In Part 4 "The Part about the Crimes" you will read in nauseating detail about what has been happening to women in and around Santa Teresa. Bolano buries you through repetition into being numb about the horrors, the callousness of those who prey on the women, and the attitudes of the police and other officials in the context of a very male chauvinist culture. By the end of this part, you'll piece together what's going on . . . which is more than the investigators do. I advise you to read this segment when you are in a good mood and in small doses.

In Part 5 "The Part about Archimboldi, you get to look behind the author's legend to meet the man and his family. It's the best part of the book and reminded me a lot of reading what Gunter Grass had to say in Peeling the Onion about emerging as a writer. Bolano adds power by dropping in little stories and events that complete and magnify other parts of the book. I savored this part right up to the final shoe dropping.

Bolano has an amazing ability to pile story on top of story on top of story so that you are seeing the subject (or the world) through an endless series of mirrors that display all dimensions simultaneously. His imagination to do this is immense. Due to his untimely death as he raced to finish this work, I don't think that these complex structures always received the polish they deserved. For instance, there are a few facts of 2666 that are never finished. Clearly, a good editor would have helped Bolano to flesh out such chinks in the reflective surface.
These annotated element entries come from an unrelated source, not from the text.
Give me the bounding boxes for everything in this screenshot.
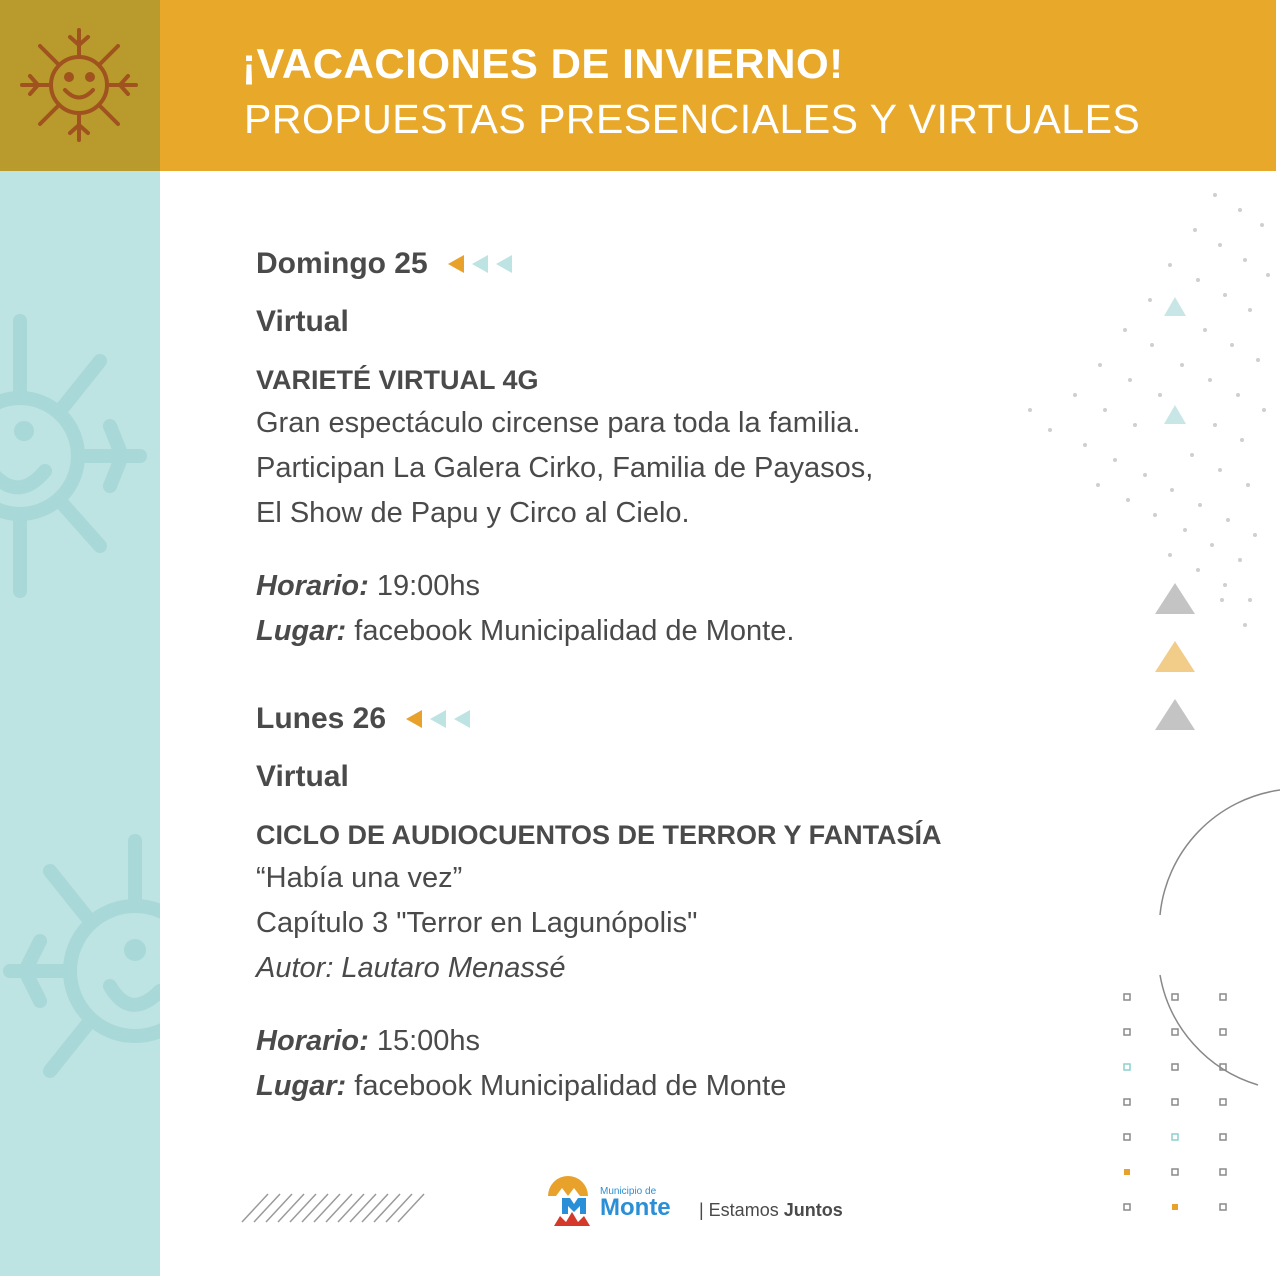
event-day [256, 702, 470, 736]
event-place: Lugar: facebook Municipalidad de Monte [256, 1070, 787, 1102]
snowflake-smiley-icon [0, 0, 160, 171]
event-day-label: Lunes 26 [256, 702, 387, 735]
event-mode: Virtual [256, 305, 349, 338]
left-decorative-strip [0, 171, 160, 1276]
snowflake-smiley-icon [0, 171, 160, 1276]
header-subtitle: PROPUESTAS PRESENCIALES Y VIRTUALES [244, 96, 1141, 142]
header-logo-box [0, 0, 160, 171]
event-mode: Virtual [256, 760, 349, 793]
event-description-line: “Había una vez” [256, 862, 463, 894]
decorative-dots-triangles [1000, 0, 1280, 1276]
event-day-label: Domingo 25 [256, 247, 428, 280]
event-description-line: Capítulo 3 "Terror en Lagunópolis" [256, 907, 698, 939]
decorative-hatch [238, 1190, 438, 1230]
arrow-left-icon [406, 710, 470, 728]
event-description-line: El Show de Papu y Circo al Cielo. [256, 497, 690, 529]
monte-logo-icon [544, 1164, 600, 1234]
arrow-left-icon [448, 255, 512, 273]
event-description-line: Participan La Galera Cirko, Familia de Payasos, [256, 452, 874, 484]
event-day [256, 247, 512, 281]
event-description-line: Gran espectáculo circense para toda la familia. [256, 407, 861, 439]
brand-name: Monte [600, 1194, 671, 1221]
header-title: ¡VACACIONES DE INVIERNO! [242, 40, 844, 87]
event-author: Autor: Lautaro Menassé [256, 952, 566, 984]
brand-tagline: | Estamos Juntos [699, 1200, 843, 1220]
event-schedule: Horario: 15:00hs [256, 1025, 481, 1057]
municipio-logo [544, 1164, 874, 1234]
event-title: CICLO DE AUDIOCUENTOS DE TERROR Y FANTASÍA [256, 820, 942, 850]
event-schedule: Horario: 19:00hs [256, 570, 481, 602]
event-title: VARIETÉ VIRTUAL 4G [256, 365, 539, 395]
brand-small-text: Municipio de [600, 1186, 657, 1197]
event-place: Lugar: facebook Municipalidad de Monte. [256, 615, 795, 647]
The translation often seems rough. You can tell because other parts are extremely smooth and well developed. It's not clear how much of this is due to the original not being fully polished or the translation being rushed.

To me, a monumental novel has to convey a sense of what the world is really about. You see that in a work like Crime and Punishment. Bolano also shares his worldview through the actions his characters take and their fates. The philosophy is clearly summarized by John Donne in that we are all connected and the loss of any one is a loss to all. Much of the story's development can be seen in the context of Catholic theology with many of the references unavoidable (such as the crucified general). Bolano's view is also that every thing we think or do affects everyone else. Ultimately, he sees us as all tied together because we are attracted to one another (even if the attraction is sometimes a perverse one). Behind all of these connections is a strong force drawing us to right wrongs, even when there seems to be no chance to succeed.

Although you can feel that the book spends too much time on the tawdry, its ultimate message is a very positive and life-affirming one . . . you can make a positive difference, if only you make the effort.